This healthy twist on a seasonal favorite tastes like a decadent treat, but actually has no dairy or processed sugar! Consider making up a big batch of this recipe for your next holiday gathering; it’s sure to be a hit with even the pickiest friends and family. Feel free to adapt the flavors, as you like, substituting almond extract for the peppermint, removing the coffee, or using another non-dairy milk, as you like.
Total Time: 10 minutes
- 1 can full fat coconut milk, chilled overnight in the fridge
- 1 ½ tablespoons vanilla extract, divided
- ¼ teaspoon pure peppermint extract (more or less to taste)
- 1 ½ cups unsweetened vanilla almond milk
- ¼ cup strong coffee
- ¾ cup raw cacao powder (or unsweetened cocoa powder)
- 1-2 tablespoons coconut sugar or honey (more or less to taste)
- 1 pinch sea salt, to taste
- Open the can of coconut milk, and scoop out the solids at the top. Pour the remaining coconut water into a medium size saucepan.
- In the bowl of an electric mixer fitted with the whisk attachment, whisk the coconut milk solids on high for 3-5 minutes, until fluffy and thoroughly whipped. Add ½ tablespoon vanilla extract, and a pinch of coconut sugar to taste, and whip until blended. Transfer to a bowl, and put in the freezer to firm it up while you make the rest of the recipe.
- In the saucepan with the coconut water, add the almond milk, coffee, peppermint extract, remaining 1 tablespoon vanilla extract, cacao powder, and 1 tablespoon coconut sugar (or honey), and whisk over medium heat until steaming.
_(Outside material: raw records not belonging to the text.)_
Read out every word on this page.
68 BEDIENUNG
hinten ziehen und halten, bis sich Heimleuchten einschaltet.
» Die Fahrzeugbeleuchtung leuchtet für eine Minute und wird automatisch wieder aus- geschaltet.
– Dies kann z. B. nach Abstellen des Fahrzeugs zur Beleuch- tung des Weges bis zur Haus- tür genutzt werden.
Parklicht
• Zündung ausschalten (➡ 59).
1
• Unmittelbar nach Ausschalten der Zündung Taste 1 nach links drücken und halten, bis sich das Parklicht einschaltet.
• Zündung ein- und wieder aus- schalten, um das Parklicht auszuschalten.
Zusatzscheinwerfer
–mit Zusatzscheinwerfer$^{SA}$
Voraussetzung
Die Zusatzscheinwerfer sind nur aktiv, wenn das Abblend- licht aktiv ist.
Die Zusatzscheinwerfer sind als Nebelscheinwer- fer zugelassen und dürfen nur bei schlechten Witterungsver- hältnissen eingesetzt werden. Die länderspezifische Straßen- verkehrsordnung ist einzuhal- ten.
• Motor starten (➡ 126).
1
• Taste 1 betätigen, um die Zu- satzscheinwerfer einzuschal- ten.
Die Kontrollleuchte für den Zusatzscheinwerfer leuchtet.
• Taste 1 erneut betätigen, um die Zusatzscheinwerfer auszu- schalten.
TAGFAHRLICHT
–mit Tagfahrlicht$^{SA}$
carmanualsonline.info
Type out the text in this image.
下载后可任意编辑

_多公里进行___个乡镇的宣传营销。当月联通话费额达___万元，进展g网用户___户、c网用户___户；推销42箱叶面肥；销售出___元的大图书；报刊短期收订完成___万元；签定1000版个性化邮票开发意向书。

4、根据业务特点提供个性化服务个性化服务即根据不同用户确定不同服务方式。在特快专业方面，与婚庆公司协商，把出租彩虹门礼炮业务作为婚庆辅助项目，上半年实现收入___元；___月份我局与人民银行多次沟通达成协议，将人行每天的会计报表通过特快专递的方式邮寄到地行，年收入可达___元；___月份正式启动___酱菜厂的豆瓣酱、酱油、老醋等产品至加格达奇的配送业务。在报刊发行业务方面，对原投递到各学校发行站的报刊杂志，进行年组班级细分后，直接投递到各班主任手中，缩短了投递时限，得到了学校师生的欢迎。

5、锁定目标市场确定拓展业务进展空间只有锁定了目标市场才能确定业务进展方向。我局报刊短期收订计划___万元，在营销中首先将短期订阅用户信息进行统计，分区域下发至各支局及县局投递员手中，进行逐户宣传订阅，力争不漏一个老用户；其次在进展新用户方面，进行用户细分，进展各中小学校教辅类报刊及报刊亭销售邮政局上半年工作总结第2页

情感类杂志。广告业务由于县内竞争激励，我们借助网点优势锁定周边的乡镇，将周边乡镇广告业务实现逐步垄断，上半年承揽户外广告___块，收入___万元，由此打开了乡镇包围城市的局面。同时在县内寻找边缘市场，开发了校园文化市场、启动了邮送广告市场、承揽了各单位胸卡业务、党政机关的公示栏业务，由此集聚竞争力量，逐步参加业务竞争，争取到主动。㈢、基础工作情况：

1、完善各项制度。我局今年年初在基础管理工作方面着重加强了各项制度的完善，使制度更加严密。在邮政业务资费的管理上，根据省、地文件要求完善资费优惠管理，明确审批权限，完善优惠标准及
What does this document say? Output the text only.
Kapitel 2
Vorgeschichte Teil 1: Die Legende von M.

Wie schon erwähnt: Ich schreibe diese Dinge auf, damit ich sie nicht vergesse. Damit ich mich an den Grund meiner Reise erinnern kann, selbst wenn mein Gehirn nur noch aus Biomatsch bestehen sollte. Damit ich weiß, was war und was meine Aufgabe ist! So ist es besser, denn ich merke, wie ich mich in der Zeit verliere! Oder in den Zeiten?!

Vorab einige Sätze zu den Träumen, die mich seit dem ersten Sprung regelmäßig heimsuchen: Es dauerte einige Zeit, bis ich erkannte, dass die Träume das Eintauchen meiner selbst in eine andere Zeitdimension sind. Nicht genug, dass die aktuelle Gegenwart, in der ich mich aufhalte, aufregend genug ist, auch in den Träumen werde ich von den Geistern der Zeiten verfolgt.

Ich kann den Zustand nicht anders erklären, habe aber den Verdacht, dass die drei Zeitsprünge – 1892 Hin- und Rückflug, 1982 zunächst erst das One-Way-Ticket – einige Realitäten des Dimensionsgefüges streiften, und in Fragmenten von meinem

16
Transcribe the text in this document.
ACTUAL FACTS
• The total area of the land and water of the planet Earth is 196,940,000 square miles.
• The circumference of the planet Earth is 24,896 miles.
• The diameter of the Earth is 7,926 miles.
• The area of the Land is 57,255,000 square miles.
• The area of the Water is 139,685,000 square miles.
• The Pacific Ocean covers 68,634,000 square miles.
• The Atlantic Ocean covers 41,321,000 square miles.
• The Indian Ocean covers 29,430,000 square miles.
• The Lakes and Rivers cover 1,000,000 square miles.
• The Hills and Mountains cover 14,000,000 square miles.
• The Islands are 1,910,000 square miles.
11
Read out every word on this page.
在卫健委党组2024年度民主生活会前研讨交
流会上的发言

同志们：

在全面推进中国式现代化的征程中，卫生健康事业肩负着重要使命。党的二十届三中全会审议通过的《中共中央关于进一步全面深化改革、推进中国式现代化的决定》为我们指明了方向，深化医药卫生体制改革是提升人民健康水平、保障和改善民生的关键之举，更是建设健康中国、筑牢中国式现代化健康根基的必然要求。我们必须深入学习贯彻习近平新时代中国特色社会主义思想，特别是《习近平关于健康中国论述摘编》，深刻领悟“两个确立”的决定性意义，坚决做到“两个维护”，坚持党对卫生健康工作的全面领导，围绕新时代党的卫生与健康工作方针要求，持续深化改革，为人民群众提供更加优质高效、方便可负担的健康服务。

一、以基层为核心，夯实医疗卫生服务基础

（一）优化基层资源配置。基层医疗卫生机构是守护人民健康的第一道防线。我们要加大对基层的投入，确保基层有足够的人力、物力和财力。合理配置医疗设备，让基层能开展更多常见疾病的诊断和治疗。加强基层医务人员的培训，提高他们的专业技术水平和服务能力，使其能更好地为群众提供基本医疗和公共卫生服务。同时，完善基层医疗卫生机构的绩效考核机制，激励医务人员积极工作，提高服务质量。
Add the pinch of salt, and season to taste with more sweetener or peppermint as needed.
- Divide the drink between two mugs, and top with a dollop of the chilled whipped cream. Dust each glass with a bit more cacao powder if desired, and enjoy!
Note: For a grownup twist on this recipe, you can add a splash of your favorite alcohol. Try Bailey’s, Frangelico, coffee liquor, or bourbon.